Crude oil talking points:
– The prospect of new sanctions on Iran and concerns about Venezuela are lifting crude oil prices.
– Now, a further climb towards the $70/barrel level for the US contract seems plausible.
Check out the IG Client Sentiment data to help you trade profitably.
And take a look at our Q2 forecasts for crude oil.
Crude oil prices
The recent strength of the US crude oil price looks set to continue amid concerns that the US may decide by May 12 to abandon a nuclear deal with Iran and re-impose sanctions. In addition, worries about production in Venezuela are mounting amid an increasingly hostile environment for oil companies there. Both countries are major oil producers.
Yesterday, the underlying strength of crude oil was emphasised by the lack of a major response to news that US crude oil inventories rose unexpectedly last week, according to a bearish report from the US Energy Information Administration.

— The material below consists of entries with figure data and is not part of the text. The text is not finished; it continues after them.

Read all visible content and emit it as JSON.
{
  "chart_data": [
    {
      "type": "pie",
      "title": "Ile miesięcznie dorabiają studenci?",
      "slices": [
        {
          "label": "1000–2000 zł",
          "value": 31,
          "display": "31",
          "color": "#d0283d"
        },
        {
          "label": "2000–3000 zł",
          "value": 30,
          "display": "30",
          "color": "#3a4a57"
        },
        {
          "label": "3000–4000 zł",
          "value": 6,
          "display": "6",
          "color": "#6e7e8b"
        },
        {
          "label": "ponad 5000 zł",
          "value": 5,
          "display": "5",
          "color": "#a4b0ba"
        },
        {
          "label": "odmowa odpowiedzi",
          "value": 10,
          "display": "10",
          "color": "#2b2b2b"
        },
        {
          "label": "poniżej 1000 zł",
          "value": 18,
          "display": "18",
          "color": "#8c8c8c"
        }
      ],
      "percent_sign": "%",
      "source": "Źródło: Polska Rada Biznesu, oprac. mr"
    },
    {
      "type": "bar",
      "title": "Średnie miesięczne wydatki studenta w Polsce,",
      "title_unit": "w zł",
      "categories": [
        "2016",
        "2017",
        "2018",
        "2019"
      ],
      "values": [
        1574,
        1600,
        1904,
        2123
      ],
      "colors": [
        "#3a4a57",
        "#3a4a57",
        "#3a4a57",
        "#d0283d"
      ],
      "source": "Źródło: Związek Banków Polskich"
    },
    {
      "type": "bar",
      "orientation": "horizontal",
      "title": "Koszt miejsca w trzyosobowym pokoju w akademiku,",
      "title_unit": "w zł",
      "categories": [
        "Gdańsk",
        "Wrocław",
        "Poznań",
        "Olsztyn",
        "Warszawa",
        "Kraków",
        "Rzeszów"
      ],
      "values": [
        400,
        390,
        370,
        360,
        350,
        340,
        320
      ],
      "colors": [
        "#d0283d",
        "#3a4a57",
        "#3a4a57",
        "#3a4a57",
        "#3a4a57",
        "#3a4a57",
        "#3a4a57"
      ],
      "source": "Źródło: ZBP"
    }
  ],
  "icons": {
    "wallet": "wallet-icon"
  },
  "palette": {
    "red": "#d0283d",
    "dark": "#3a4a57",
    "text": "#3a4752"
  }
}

US Crude Oil Price Chart, Daily Timeframe (December 12, 2017 – April 26, 2018)
US crude technicals
From a technical perspective, the price of US crude has been rising steadily since touching a 2018 low of $57.93 per barrel on February 9 and now looks poised to retest the psychologically-important $70 mark after reaching a $69.54 high last Thursday. To the downside, trendline support at $67.53 should limit the downside.
Oil sentiment data mixed
However, IG client sentiment data paint a less positive picture. Retail trader data show 40.2% of traders are net-long, with the ratio of traders short to long at 1.49 to 1. In fact, traders have remained net-short since April 9, when US crude traded near $63.73; the price has moved 7.4% higher since then. The number of traders net-long is 0.5% higher than yesterday and 8.4% higher from last week, while the number of traders net-short is 1.1% higher than yesterday and 16.1% lower from last week.
At DailyFX, we typically take a contrarian view to crowd sentiment, and the fact traders are net-short suggests the US crude price may continue to rise. Positioning is more net-short than yesterday but less net-short from last week. The combination of current sentiment and recent changes gives us a mixed trading bias.